3.9.2[basic.compound]:
Objects of cv-qualified (3.9.3) or cv-unqualified type void* (pointer to void), can be used to point to objects of unknown type. A void* shall be able to hold any object pointer. A cv-qualified or cv-unqualified (3.9.3) void* shall have the same representation and alignment requirements as a cv-qualified or cv-unqualified char*.
3.10[basic.lval]:
If a program attempts to access the stored value of an object through an lvalue of other than one of the following types the behavior is undefined):
...
a char or unsigned char type.
4.10[conv.ptr]:
An rvalue of type “pointer to cv T,” where T is an object type, can be converted to an rvalue of type “pointer to cv void.” The result of converting a “pointer to cv T” to a “pointer to cv void” points to the start of the storage location where the object of type T resides, as if the object is a most derived object (1.8) of type T (that is, not a base class subobject).
5.2.9[expr.static.cast]:
The inverse of any standard conversion sequence (clause 4), other than the lvalue-to-rvalue (4.1), array-topointer (4.2), function-to-pointer (4.3), and boolean (4.12) conversions, can be performed explicitly using static_cast.
[EDIT] On the other hand, we have this gem:
9.2[class.mem]/17:
A pointer to a POD-struct object, suitably converted using a reinterpret_cast, points to its initial member (or if that member is a bit-field, then to the unit in which it resides) and vice versa. [Note: There might therefore be unnamed padding within a POD-struct object, but not at its beginning, as necessary to achieve appropriate alignment. ]
which seems to imply that reinterpret_cast between pointers somehow implies "same address". Go figure.
There is not the slightest doubt that the intent is that both forms are well defined, but the wording fails to capture that.
Both forms will work in practice.
reinterpret_cast is more explicit about the intent and should be preferred.
The real reason this is so is because of how C++ defines inheritance, and because of member pointers.
With C, pointer is pretty much just an address, as it should be. In C++ it has to be more complex because of some of its features.
Member pointers are really an offset into a class, so casting them is always a disaster using C style.

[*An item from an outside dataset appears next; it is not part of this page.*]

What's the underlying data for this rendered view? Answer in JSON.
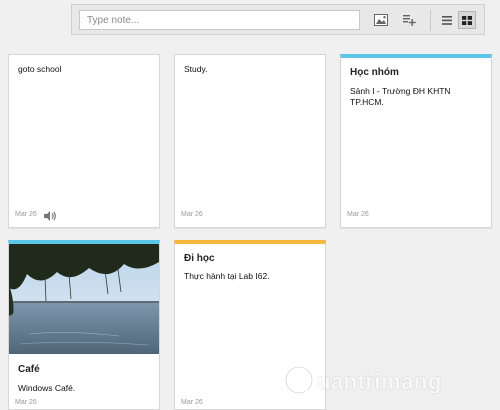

If you have multiply inherited two virtual objects that also have some concrete parts, that's also a disaster for C style. This is the case in multiple inheritance that causes all the problems, though, so you should not ever want to use this anyway.
Really hopefully you never use these cases in the first place. Also, if you are casting a lot that's another sign you are messing up in in your design.
The only time I end up casting is with the primitives in areas C++ decides are not the same but where obviously they have to be. For actual objects, any time you want to cast something, start to question your design because you should be 'programming to the interface' most of the time. Of course, you can't change how 3rd party APIs work so you don't always have much choice.